The reason for avoiding the gym and weights when training the legs is true for a lot of guys (not just Roddick); we tend to bulk up pretty quick, which isn’t a good thing in tennis since you want to remain light, strong and fast. Roddick “isn’t one for maxing out on the weights in the gym [because it] makes for a blockier muscle as opposed to a lean and agile muscle.”

Training for endurance
When it comes to training for endurance in tennis, you’re going to do a lot of running, both distance running and sprints -- and you’ll “switch them off.” Andy Roddick, however, “will never really run six or seven miles at a time,” as he tends to “focus more on power-speed type running drills.”

In tennis, recovery as an aspect of endurance is as important (if not more so) than the ability to play for an hour or longer. As such, your training should reflect the experience on court, where you’ll only have 25 seconds to recover between points. To achieve this, Roddick does a lot of “straight track work.” With only a minute and a half to recover between sets, Andy will run “30-, 40-, 60-meter sprints (eight to each one)” and the following day he’ll do five or six 300s (300 meters). “With me, my focus is more on how quickly I’m able to recover from something tough.”

Diet and supplements
Training for sports takes fuel, and the type of fuel you take in is as important as the type of physical training you do. As far as carb and protein intake goes, Roddick says that it’s “been the thing that’s changed the most this offseason.” He stopped eating white bread and limited his intake to wheat or whole grain, and during his six weeks “off” he didn’t consume any carbs after the final workout of the day. Other than that, he consumed mostly protein and vegetables. During actual events, he’ll take in a lot more carbs than when he’s at home training, which means a lot of “pastas and vegetables before the match as opposed to a steak.”

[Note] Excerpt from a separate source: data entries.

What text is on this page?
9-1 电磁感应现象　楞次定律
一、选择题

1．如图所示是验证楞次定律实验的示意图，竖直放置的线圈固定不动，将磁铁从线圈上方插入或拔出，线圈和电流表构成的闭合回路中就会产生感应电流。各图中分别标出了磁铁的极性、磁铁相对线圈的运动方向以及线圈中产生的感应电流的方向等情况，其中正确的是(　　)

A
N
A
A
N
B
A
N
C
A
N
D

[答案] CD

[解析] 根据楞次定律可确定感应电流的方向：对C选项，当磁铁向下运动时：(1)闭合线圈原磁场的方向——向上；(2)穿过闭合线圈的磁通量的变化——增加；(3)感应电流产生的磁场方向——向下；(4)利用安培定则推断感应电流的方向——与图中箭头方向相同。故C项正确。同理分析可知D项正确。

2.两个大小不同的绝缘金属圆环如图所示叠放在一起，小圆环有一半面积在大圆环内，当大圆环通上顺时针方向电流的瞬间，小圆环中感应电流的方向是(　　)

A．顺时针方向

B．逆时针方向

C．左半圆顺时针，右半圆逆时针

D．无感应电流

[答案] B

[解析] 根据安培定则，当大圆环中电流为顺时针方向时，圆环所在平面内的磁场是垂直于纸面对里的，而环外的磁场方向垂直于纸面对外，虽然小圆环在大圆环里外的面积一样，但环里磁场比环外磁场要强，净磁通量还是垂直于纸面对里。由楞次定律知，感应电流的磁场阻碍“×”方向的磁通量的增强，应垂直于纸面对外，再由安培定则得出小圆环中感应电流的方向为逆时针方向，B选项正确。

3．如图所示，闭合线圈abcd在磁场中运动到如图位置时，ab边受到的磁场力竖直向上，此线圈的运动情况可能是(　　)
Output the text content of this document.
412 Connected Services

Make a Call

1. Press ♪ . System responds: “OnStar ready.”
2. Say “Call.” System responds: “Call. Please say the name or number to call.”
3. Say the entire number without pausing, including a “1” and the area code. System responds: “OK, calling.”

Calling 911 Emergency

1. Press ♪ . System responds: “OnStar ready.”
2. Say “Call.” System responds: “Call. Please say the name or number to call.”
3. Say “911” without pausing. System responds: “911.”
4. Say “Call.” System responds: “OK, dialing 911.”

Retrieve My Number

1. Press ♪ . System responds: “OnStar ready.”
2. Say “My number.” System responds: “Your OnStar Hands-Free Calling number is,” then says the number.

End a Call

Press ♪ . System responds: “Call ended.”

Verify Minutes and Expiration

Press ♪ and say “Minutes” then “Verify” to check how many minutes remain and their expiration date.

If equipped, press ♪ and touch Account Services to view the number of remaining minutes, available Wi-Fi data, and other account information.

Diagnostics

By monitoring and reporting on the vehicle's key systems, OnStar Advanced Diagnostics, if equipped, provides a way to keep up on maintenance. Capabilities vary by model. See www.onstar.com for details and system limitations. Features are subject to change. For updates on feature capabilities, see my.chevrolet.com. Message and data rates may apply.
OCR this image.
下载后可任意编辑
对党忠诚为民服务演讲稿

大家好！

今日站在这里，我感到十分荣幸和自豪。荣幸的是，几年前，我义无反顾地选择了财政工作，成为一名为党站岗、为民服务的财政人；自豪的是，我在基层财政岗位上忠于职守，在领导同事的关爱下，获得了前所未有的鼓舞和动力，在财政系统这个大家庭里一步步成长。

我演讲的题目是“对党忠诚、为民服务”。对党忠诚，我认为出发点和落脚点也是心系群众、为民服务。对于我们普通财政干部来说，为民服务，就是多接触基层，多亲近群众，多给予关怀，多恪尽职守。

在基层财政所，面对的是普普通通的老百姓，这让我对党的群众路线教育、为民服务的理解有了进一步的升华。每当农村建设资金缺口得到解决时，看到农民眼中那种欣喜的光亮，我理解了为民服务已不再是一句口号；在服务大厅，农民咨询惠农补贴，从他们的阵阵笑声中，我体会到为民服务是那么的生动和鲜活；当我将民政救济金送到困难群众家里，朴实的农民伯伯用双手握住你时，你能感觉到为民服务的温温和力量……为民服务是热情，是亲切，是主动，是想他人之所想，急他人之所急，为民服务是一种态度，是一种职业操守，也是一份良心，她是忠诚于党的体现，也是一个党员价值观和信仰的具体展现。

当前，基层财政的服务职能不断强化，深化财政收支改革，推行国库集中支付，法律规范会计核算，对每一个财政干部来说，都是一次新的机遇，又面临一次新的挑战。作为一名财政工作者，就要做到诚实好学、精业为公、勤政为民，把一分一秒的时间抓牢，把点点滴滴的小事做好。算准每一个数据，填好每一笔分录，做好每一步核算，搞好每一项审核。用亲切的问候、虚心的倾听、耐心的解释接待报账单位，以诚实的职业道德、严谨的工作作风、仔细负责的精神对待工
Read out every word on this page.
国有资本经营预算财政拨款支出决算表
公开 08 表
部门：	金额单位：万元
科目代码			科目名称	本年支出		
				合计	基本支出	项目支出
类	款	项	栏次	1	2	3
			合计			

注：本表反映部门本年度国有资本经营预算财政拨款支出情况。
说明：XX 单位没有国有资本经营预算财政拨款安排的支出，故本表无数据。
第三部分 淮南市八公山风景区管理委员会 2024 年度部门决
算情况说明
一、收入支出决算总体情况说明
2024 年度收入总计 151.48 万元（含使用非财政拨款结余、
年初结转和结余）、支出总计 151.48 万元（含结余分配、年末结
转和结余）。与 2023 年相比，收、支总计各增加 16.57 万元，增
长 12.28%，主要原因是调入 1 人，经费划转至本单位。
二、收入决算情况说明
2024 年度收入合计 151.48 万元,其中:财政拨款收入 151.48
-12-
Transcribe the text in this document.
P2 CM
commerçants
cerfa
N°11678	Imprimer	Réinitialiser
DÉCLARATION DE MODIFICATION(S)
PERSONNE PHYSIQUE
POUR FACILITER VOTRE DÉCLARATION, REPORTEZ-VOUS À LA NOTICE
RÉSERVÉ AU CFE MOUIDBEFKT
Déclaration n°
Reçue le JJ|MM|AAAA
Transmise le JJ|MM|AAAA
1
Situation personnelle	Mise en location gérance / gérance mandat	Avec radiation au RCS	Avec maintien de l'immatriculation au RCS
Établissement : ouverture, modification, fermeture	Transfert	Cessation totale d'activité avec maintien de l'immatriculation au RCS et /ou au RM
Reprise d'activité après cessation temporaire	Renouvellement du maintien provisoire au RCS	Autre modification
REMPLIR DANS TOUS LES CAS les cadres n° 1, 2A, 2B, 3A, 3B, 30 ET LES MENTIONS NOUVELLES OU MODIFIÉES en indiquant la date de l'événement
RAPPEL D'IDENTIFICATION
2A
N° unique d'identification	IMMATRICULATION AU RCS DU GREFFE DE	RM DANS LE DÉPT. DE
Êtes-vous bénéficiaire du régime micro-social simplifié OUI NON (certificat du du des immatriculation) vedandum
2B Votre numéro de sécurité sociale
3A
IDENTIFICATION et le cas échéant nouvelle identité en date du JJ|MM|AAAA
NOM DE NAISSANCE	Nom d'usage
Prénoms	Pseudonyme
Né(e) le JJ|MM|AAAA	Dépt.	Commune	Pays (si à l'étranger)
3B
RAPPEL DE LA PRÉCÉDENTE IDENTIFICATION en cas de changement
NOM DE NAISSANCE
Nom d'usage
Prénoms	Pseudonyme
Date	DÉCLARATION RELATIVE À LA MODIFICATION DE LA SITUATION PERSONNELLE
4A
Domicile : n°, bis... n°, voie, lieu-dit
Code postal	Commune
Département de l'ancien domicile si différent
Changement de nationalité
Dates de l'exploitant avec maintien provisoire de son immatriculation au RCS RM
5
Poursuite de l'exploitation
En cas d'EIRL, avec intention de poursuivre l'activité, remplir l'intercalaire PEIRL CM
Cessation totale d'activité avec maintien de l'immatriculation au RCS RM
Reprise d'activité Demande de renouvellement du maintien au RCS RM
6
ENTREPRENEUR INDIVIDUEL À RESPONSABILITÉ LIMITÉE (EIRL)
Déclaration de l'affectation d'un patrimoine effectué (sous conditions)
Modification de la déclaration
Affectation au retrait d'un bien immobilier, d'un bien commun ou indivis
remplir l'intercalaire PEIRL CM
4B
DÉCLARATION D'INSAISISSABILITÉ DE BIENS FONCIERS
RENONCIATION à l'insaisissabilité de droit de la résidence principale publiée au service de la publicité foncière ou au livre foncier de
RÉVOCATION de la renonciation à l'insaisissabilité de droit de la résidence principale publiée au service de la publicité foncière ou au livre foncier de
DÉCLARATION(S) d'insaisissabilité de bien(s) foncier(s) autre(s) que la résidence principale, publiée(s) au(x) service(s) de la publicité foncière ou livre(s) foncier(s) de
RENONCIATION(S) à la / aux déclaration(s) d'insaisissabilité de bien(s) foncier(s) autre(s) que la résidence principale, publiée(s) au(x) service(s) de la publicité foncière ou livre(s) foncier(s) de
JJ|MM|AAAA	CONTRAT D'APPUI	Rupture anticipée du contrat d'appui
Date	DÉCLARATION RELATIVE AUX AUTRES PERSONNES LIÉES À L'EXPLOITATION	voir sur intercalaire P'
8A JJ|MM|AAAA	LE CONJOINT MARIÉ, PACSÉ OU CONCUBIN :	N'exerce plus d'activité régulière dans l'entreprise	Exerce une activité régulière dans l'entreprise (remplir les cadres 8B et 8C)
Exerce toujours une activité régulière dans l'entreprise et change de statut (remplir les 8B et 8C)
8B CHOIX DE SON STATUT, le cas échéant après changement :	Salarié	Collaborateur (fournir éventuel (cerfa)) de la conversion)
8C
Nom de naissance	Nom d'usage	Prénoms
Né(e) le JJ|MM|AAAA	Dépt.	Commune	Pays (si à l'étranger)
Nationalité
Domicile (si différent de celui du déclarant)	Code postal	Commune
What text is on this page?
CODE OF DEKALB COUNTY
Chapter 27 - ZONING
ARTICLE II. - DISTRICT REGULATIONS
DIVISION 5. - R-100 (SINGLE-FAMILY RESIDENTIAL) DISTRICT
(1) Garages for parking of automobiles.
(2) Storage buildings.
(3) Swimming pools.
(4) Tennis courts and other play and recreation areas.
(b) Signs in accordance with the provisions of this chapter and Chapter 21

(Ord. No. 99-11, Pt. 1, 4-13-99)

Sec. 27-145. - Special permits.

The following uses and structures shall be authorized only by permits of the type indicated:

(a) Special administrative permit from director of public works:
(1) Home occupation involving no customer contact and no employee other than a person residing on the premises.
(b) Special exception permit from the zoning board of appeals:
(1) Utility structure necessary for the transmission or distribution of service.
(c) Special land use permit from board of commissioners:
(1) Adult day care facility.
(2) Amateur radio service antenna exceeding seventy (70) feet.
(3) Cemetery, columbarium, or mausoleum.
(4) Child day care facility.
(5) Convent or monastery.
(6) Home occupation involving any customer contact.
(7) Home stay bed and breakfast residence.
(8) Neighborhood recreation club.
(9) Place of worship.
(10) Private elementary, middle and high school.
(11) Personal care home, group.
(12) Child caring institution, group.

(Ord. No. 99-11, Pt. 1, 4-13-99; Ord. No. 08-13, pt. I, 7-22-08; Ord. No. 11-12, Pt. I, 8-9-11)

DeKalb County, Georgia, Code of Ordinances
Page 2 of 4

We all know that proper hydration is important to any physical endeavor; that’s why Gatorade was invented. During competition, Roddick’s trainer provides him with three to four liters of electrolyte-infused water, which will be consumed throughout the day because “if you’re starting when you’re out there [on the court], it’s probably too late.”

Speaking of electrolytes, that’s about as supplemented as Andy Roddick gets due to the strict regulations of the tours.